RagNoK: Post-mortem


     RagNoK was a game I worked on in a prototyping class last quarter. I knew from the start I wanted to work on a game using Unity as our primary engine. After using UDK for several projects in the past and seeing the challenges it offered I wanted to try something new and having studied Unity on my own for a few weeks I had an idea of the benefits Unity could bring to our student project.

What went right:


Bringing assets into Unity was incredibly easy and it made prototyping things quickly a piece of cake. The modular way in which game objects are put together made it really easy to swap placeholder art in and update existing models with textures or fixes as they were available.


The scripting environment in Unity made it possible to create almost anything we could dream up in a short amount of time. I also appreciate the ability to rapidly test code as opposed to something like UDK where it feels like you have to jump through a ton of hoops to get the engine to recognize your scripts and then you have to wait for everything to compile to see if it works. The drag-and-drop plug-and-play nature of Unity makes coding what it should be: a joy.

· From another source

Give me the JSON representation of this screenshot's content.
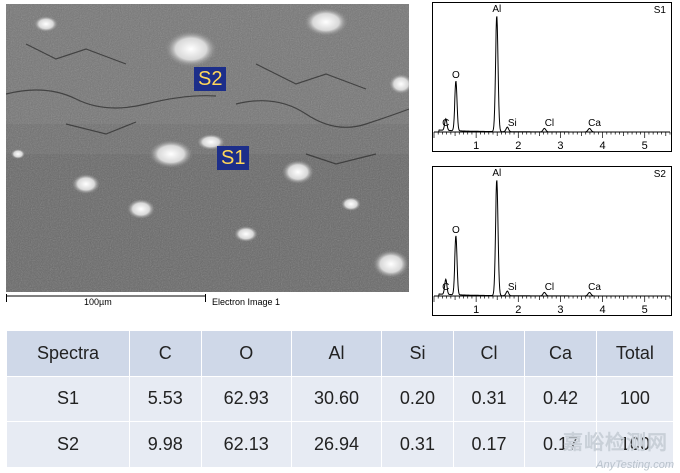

In the end my team ended up with a complete project that can be built out to play on the web. This is an awesome thing for a student project becasue it allows us to show our game to anyone with a web browser.

What went wrong:

Unfamiliar technology:

One of the hurdles we slowly overcame was everyone on the team being unfamiliar with Unity. Luckily the way the project ran the artists were able to simply work in their prefered 3d package but a lot of models needed to be rotated or resized due to the teams inexpereience with Unity. This ended up creating a bottleneck in the amount of time it would take to get assets into the engine.

Another issue we ran into was in the optimization department. By the end of this project I learned a lot about how things worked in Unity but didn’t realize how many places our game could have been better optimized. As with any new technology I feel like these are the kinds of lessons you get from the experience of seeing a project to it’s completion.

Time Constraints:

I’m sure this happens all the time but due to the amount of time we had to work on the game we had to cut a lot of our ideas. A big example of something that ended up on the cutting room floor was multiplayer. We also could have done more with our GUI and sound.

In the end the learning experience and the creation of a working game makes me proud to have been a part of this project.